性能调优中,经常听到“cpu负载最好不要超过cpu数量”。
cpu负载命令
uptime命令,得到如下结果
load average: 1.05, 0.70, 5.09
3个数字,分别表示最近1分钟,5分钟,15分钟的负载分别是1.05,0.70,5.09
负载的含义
百度上一堆乱七八糟的资料,还是Wikipedia讲的清楚
For example, one can interpret a load average of "1.73 0.60 7.98" on a single-CPU system as:
- during the last minute, the system was overloaded by 73% on average (1.73 runnable processes, so that 0.73 processes had to wait for a turn for a single CPU system on average).
- during the last 5 minutes, the CPU was idling 40% of the time on average.
- during the last 15 minutes, the system was overloaded 698% on average (7.98 runnable processes, so that 6.98 processes had to wait for a turn for a single CPU system on average).

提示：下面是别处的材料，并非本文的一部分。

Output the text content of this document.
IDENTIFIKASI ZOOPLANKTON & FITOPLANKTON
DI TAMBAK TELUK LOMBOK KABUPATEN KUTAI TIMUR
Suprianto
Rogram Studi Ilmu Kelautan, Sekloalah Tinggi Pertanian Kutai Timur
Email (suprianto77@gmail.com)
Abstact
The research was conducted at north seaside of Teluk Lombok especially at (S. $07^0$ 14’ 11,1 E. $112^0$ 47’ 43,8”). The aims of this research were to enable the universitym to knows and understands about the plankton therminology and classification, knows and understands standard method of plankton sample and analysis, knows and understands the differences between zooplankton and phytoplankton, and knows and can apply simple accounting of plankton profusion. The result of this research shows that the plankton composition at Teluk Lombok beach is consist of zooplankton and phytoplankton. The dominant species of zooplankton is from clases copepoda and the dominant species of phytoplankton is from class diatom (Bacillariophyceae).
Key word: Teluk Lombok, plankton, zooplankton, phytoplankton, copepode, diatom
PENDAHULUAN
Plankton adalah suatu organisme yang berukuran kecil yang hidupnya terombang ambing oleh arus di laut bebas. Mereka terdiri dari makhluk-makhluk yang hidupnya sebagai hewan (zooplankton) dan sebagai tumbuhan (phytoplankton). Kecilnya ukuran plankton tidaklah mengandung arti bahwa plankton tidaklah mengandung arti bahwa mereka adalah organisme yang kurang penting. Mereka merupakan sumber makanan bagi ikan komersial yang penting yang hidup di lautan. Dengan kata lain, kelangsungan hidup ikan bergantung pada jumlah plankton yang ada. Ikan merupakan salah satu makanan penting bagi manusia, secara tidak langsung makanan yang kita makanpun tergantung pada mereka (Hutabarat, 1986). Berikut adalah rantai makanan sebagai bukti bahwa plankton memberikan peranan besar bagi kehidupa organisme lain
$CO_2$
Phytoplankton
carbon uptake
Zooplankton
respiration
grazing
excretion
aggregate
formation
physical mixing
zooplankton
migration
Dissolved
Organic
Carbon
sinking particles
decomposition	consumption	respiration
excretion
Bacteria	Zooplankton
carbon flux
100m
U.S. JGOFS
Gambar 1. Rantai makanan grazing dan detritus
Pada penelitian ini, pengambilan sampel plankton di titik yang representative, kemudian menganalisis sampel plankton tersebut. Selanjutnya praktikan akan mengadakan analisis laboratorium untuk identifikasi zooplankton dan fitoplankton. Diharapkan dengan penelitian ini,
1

负载值 - cpu线程数 = 平均有多少个cpu线程在等待cpu时间片。
显然,负载值越高表示系统的压力越大。
如果负载等于cpu线程数,则表示cpu使用率是100%。再高则会出现线程等待。
现代多核CPU
以英特尔至强为例,物理核数是4,每个核开了2个线程,则逻辑核数是8.
计算负载时的cpu线程数,用的是8,不是4。
cpu使用率和cpu负载的区别
现在公司的线上环境cpu负载超过了8,有时候达到了15,但是cpu使用率只有70%-75%。
cpu使用率表示:在整个程序运行过程中,cpu运行的时间占比。对于高并发的服务器,频繁的线程切换,会导致cpu等待IO,所以cpu的使用率到不到85%的告警但是cpu负载已经比较高了。